In a real scenario gitftp would be run remotely. If you're hosting your own git server then you could host the ftp interface too. It won't work with e.g. Github.
I would be much more comfortable with using this if it was written in Go or Rust. Why are we still writing C programs to expose sensitive information when much safer languages exist to handle these?
Author here. I did aim to write the code carefully, for instance doing bounded reads like `fgets(cmd, CLIENT_BUFSZ, conn)` to prevent overflowing my buffer. Also ran the program in Valgrind and exercised different code paths to detect memory leaks and management errors such as use-after-free or double-freeing. Because libgit2 and its memory conventions were new to me, I did actually make mistakes and Valgrind helped me find them. The fix for those mistakes is in commit 59bb39b if you're curious to check it out.
Writing in C requires care, but the modern day "rewrite it in rust" crusade does feel overblown. C programs are nice -- small and fast.
Anyway, I don't mean to be cocky. A code review is welcome, I'd be curious if I did indeed overlook a security issue.

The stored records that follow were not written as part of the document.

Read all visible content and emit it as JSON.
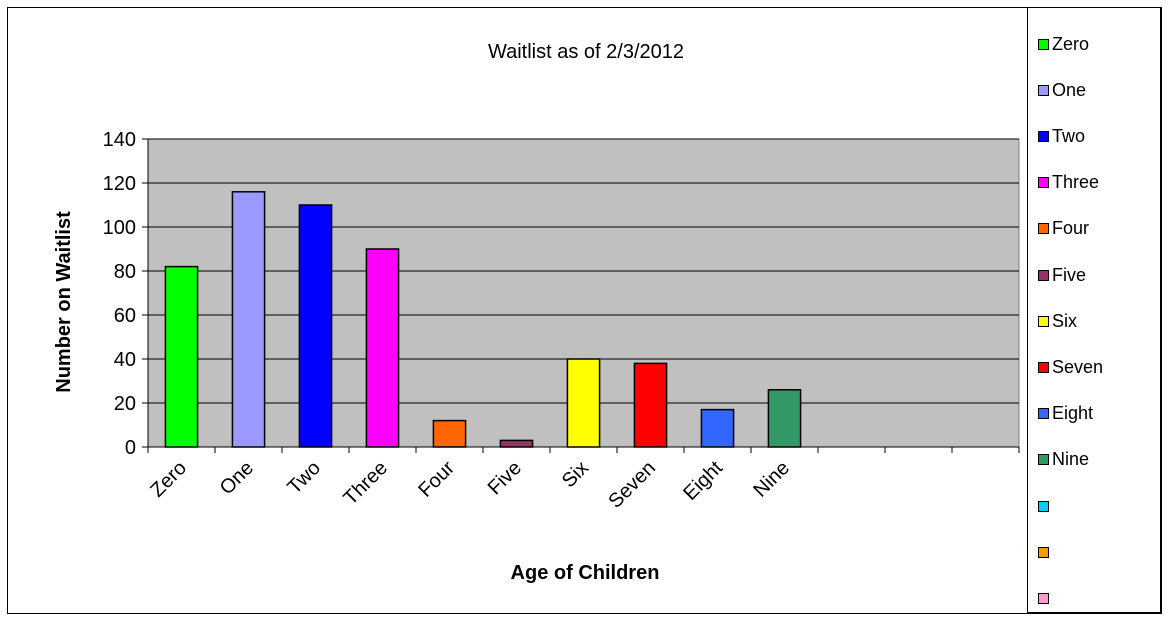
{
  "chart_data": {
    "type": "bar",
    "title": "Waitlist as of 2/3/2012",
    "xlabel": "Age of Children",
    "ylabel": "Number on Waitlist",
    "ylim": [
      0,
      140
    ],
    "yticks": [
      "0",
      "20",
      "40",
      "60",
      "80",
      "100",
      "120",
      "140"
    ],
    "grid": true,
    "legend_position": "right",
    "plot_background": "#c0c0c0",
    "categories": [
      "Zero",
      "One",
      "Two",
      "Three",
      "Four",
      "Five",
      "Six",
      "Seven",
      "Eight",
      "Nine",
      "",
      "",
      ""
    ],
    "values": [
      82,
      116,
      110,
      90,
      12,
      3,
      40,
      38,
      17,
      26,
      null,
      null,
      null
    ],
    "colors": [
      "#00ff00",
      "#9999ff",
      "#0000ff",
      "#ff00ff",
      "#ff6600",
      "#993366",
      "#ffff00",
      "#ff0000",
      "#3366ff",
      "#339966",
      "#00ccff",
      "#ff9900",
      "#ff99cc"
    ],
    "legend": [
      {
        "label": "Zero",
        "color": "#00ff00"
      },
      {
        "label": "One",
        "color": "#9999ff"
      },
      {
        "label": "Two",
        "color": "#0000ff"
      },
      {
        "label": "Three",
        "color": "#ff00ff"
      },
      {
        "label": "Four",
        "color": "#ff6600"
      },
      {
        "label": "Five",
        "color": "#993366"
      },
      {
        "label": "Six",
        "color": "#ffff00"
      },
      {
        "label": "Seven",
        "color": "#ff0000"
      },
      {
        "label": "Eight",
        "color": "#3366ff"
      },
      {
        "label": "Nine",
        "color": "#339966"
      },
      {
        "label": "",
        "color": "#00ccff"
      },
      {
        "label": "",
        "color": "#ff9900"
      },
      {
        "label": "",
        "color": "#ff99cc"
      }
    ]
  }
}
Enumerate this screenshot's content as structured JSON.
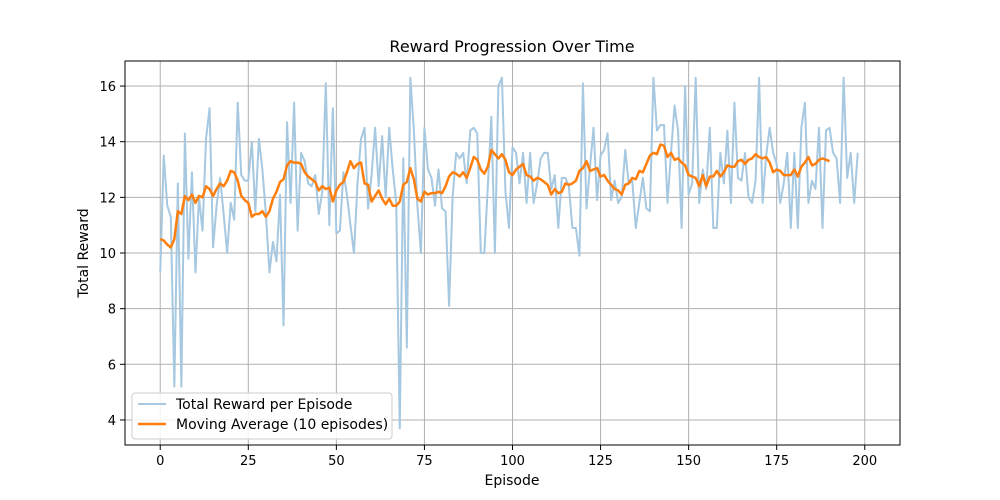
{
  "chart_data": {
    "type": "line",
    "title": "Reward Progression Over Time",
    "xlabel": "Episode",
    "ylabel": "Total Reward",
    "xlim": [
      -10,
      210
    ],
    "ylim": [
      3.1,
      16.9
    ],
    "xticks": [
      0,
      25,
      50,
      75,
      100,
      125,
      150,
      175,
      200
    ],
    "yticks": [
      4,
      6,
      8,
      10,
      12,
      14,
      16
    ],
    "grid": true,
    "legend_position": "lower-left",
    "series": [
      {
        "name": "Total Reward per Episode",
        "color": "#a6c8e0",
        "x_start": 0,
        "values": [
          9.3,
          13.5,
          11.7,
          11.3,
          5.2,
          12.5,
          5.2,
          14.3,
          9.8,
          12.9,
          9.3,
          12.0,
          10.8,
          14.1,
          15.2,
          10.2,
          11.7,
          12.7,
          11.4,
          10.0,
          11.8,
          11.2,
          15.4,
          12.8,
          12.6,
          12.6,
          14.0,
          11.5,
          14.1,
          13.0,
          11.4,
          9.3,
          10.4,
          9.7,
          12.1,
          7.4,
          14.7,
          11.8,
          15.4,
          10.8,
          13.6,
          13.3,
          12.5,
          12.4,
          12.8,
          11.4,
          12.2,
          16.1,
          11.0,
          15.2,
          10.7,
          10.8,
          12.9,
          12.1,
          11.0,
          10.0,
          12.5,
          14.1,
          14.5,
          11.6,
          12.8,
          14.5,
          12.4,
          14.2,
          12.0,
          14.5,
          13.0,
          11.8,
          3.7,
          13.4,
          6.6,
          16.3,
          14.4,
          11.7,
          10.0,
          14.5,
          13.0,
          12.7,
          11.7,
          13.0,
          11.6,
          11.5,
          8.1,
          12.0,
          13.6,
          13.4,
          13.6,
          12.5,
          14.4,
          14.5,
          14.3,
          10.0,
          10.0,
          12.4,
          14.9,
          10.0,
          16.0,
          16.3,
          12.2,
          10.9,
          13.8,
          13.6,
          12.5,
          13.6,
          11.8,
          13.6,
          11.8,
          12.5,
          13.4,
          13.6,
          13.6,
          12.3,
          12.8,
          10.9,
          12.7,
          12.7,
          12.4,
          10.9,
          10.9,
          9.9,
          16.1,
          11.6,
          13.1,
          14.5,
          11.9,
          13.5,
          13.7,
          14.3,
          11.9,
          12.6,
          11.8,
          12.0,
          13.7,
          12.5,
          12.6,
          10.9,
          11.8,
          12.7,
          11.6,
          11.5,
          16.3,
          14.4,
          14.6,
          14.6,
          11.8,
          13.6,
          15.3,
          14.4,
          10.9,
          16.0,
          12.1,
          12.5,
          16.3,
          11.8,
          13.0,
          12.3,
          14.5,
          10.9,
          10.9,
          13.6,
          12.5,
          14.4,
          11.8,
          15.4,
          12.7,
          12.6,
          13.6,
          12.0,
          11.8,
          12.6,
          16.3,
          11.8,
          13.5,
          14.5,
          13.6,
          13.2,
          11.8,
          12.5,
          13.6,
          10.9,
          13.6,
          10.9,
          14.5,
          15.4,
          11.8,
          12.6,
          12.3,
          14.5,
          10.9,
          14.4,
          14.5,
          13.6,
          13.4,
          11.8,
          16.3,
          12.7,
          13.6,
          11.8,
          13.6
        ]
      },
      {
        "name": "Moving Average (10 episodes)",
        "color": "#ff7f0e",
        "x_start": 0,
        "values": [
          10.5,
          10.45,
          10.3,
          10.2,
          10.5,
          11.5,
          11.4,
          12.05,
          11.9,
          12.1,
          11.8,
          12.05,
          12.0,
          12.4,
          12.3,
          12.05,
          12.3,
          12.5,
          12.4,
          12.6,
          12.95,
          12.9,
          12.6,
          12.05,
          11.9,
          11.8,
          11.3,
          11.4,
          11.4,
          11.5,
          11.3,
          11.5,
          11.95,
          12.2,
          12.55,
          12.65,
          13.15,
          13.3,
          13.25,
          13.25,
          13.2,
          12.9,
          12.75,
          12.65,
          12.55,
          12.25,
          12.4,
          12.3,
          12.35,
          11.85,
          12.25,
          12.45,
          12.55,
          12.9,
          13.3,
          13.05,
          13.2,
          13.25,
          12.5,
          12.45,
          11.85,
          12.05,
          12.25,
          11.95,
          11.75,
          11.95,
          11.7,
          11.7,
          11.85,
          12.45,
          12.55,
          13.05,
          12.65,
          11.95,
          11.85,
          12.2,
          12.1,
          12.15,
          12.15,
          12.2,
          12.15,
          12.4,
          12.75,
          12.9,
          12.85,
          12.75,
          12.9,
          12.7,
          13.05,
          13.45,
          13.35,
          13.0,
          12.85,
          13.1,
          13.7,
          13.55,
          13.4,
          13.55,
          13.35,
          12.9,
          12.8,
          13.0,
          13.1,
          13.2,
          12.8,
          12.75,
          12.6,
          12.7,
          12.65,
          12.55,
          12.45,
          12.1,
          12.3,
          12.15,
          12.2,
          12.5,
          12.45,
          12.5,
          12.6,
          12.95,
          13.05,
          13.3,
          12.95,
          13.0,
          13.05,
          12.75,
          12.8,
          12.6,
          12.45,
          12.3,
          12.25,
          12.1,
          12.45,
          12.5,
          12.7,
          12.65,
          12.95,
          12.9,
          13.2,
          13.5,
          13.6,
          13.55,
          13.9,
          13.85,
          13.45,
          13.6,
          13.35,
          13.4,
          13.25,
          13.15,
          12.8,
          12.75,
          12.7,
          12.4,
          12.8,
          12.4,
          12.75,
          12.75,
          12.95,
          12.75,
          12.9,
          13.15,
          13.1,
          13.1,
          13.3,
          13.35,
          13.2,
          13.35,
          13.4,
          13.55,
          13.45,
          13.4,
          13.45,
          13.25,
          12.9,
          13.0,
          12.95,
          12.8,
          12.8,
          12.8,
          13.0,
          12.75,
          13.1,
          13.25,
          13.45,
          13.15,
          13.2,
          13.35,
          13.4,
          13.35,
          13.3
        ]
      }
    ]
  }
}
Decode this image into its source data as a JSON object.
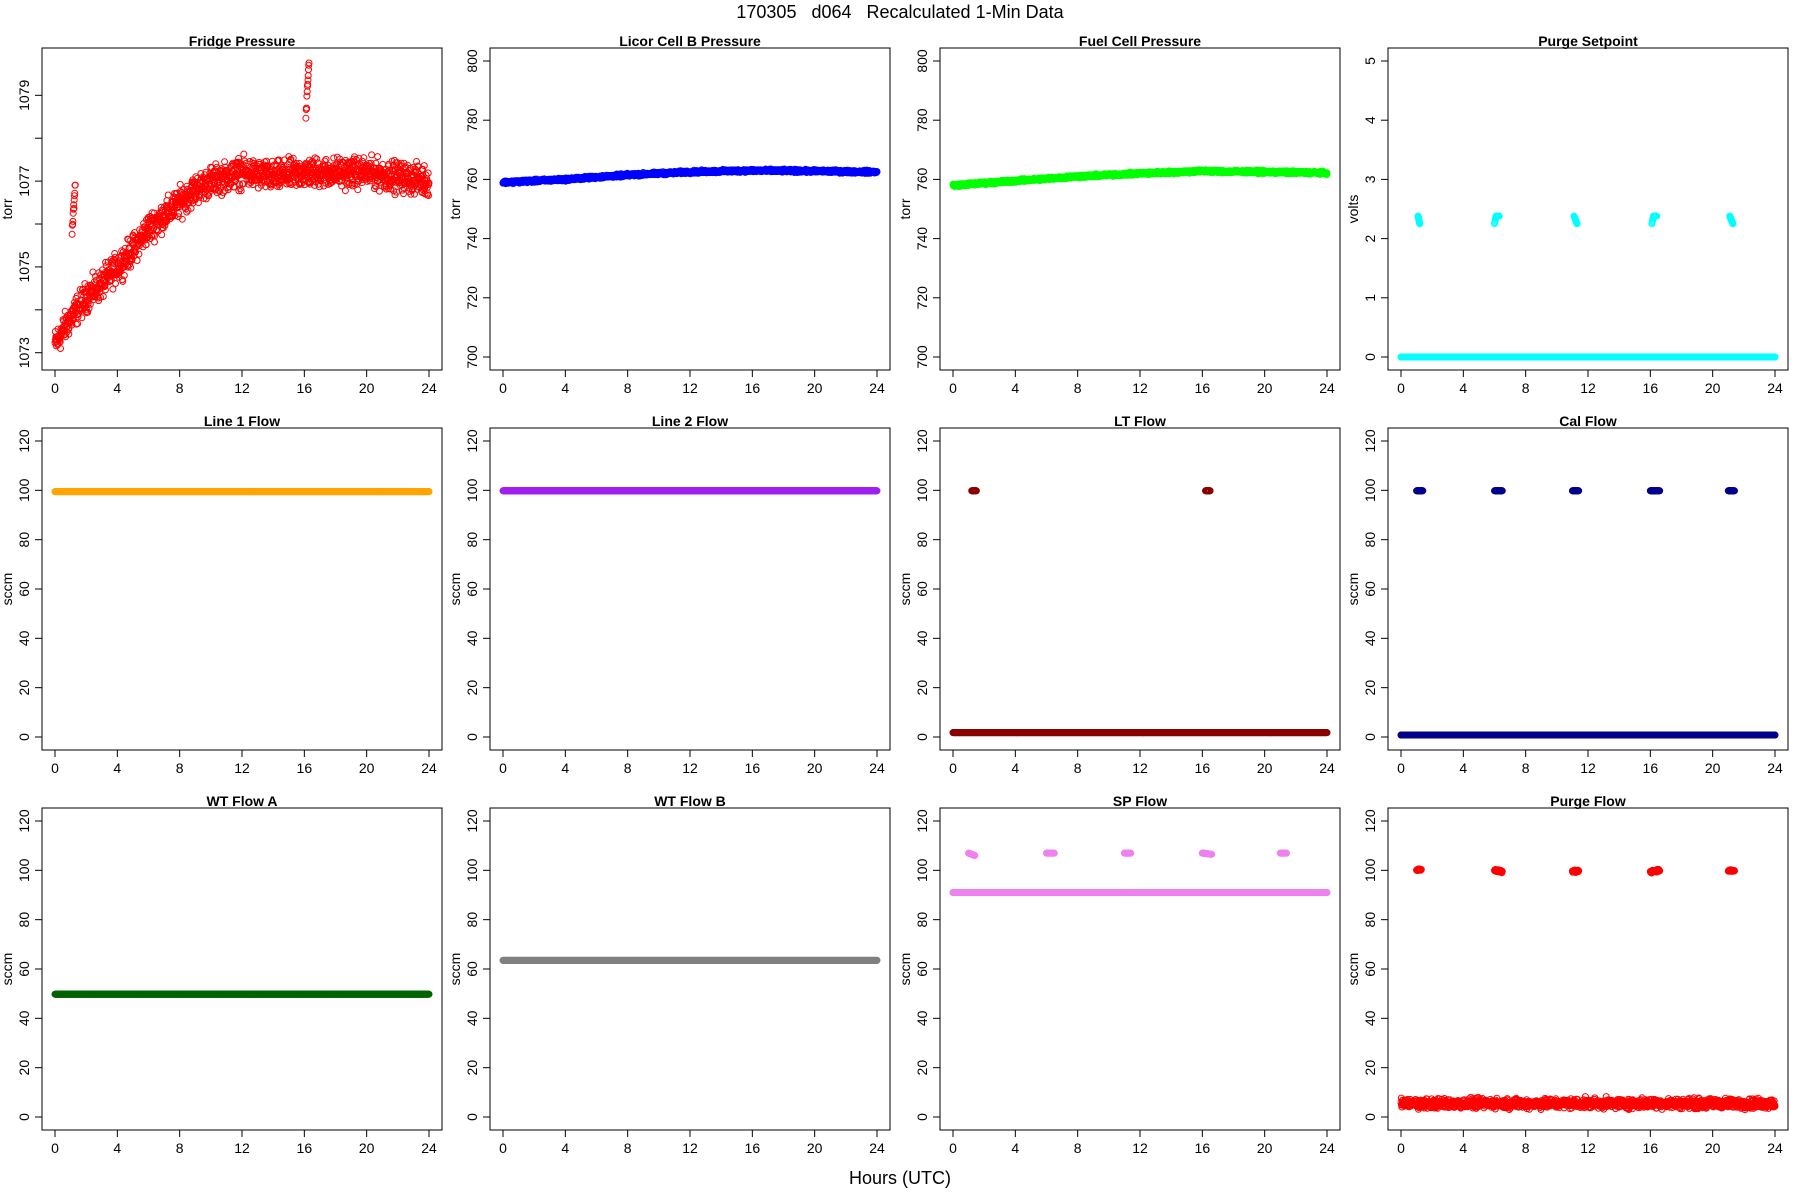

There are already a number of read-only FUSE-git bridges, and we already have production-ready FTP daemons galore if that's the protocol you prefer.
If you don't like the existing FUSE-git bridges make one of those instead. It's more composable; you could also point apache at the read-only FUSE mount for example.
You're unnecessarily tightly-coupling libgit2 and the FTP protocol, and probably creating a bunch of bugs (potentially dangerous RCE ones being a network service) in the process.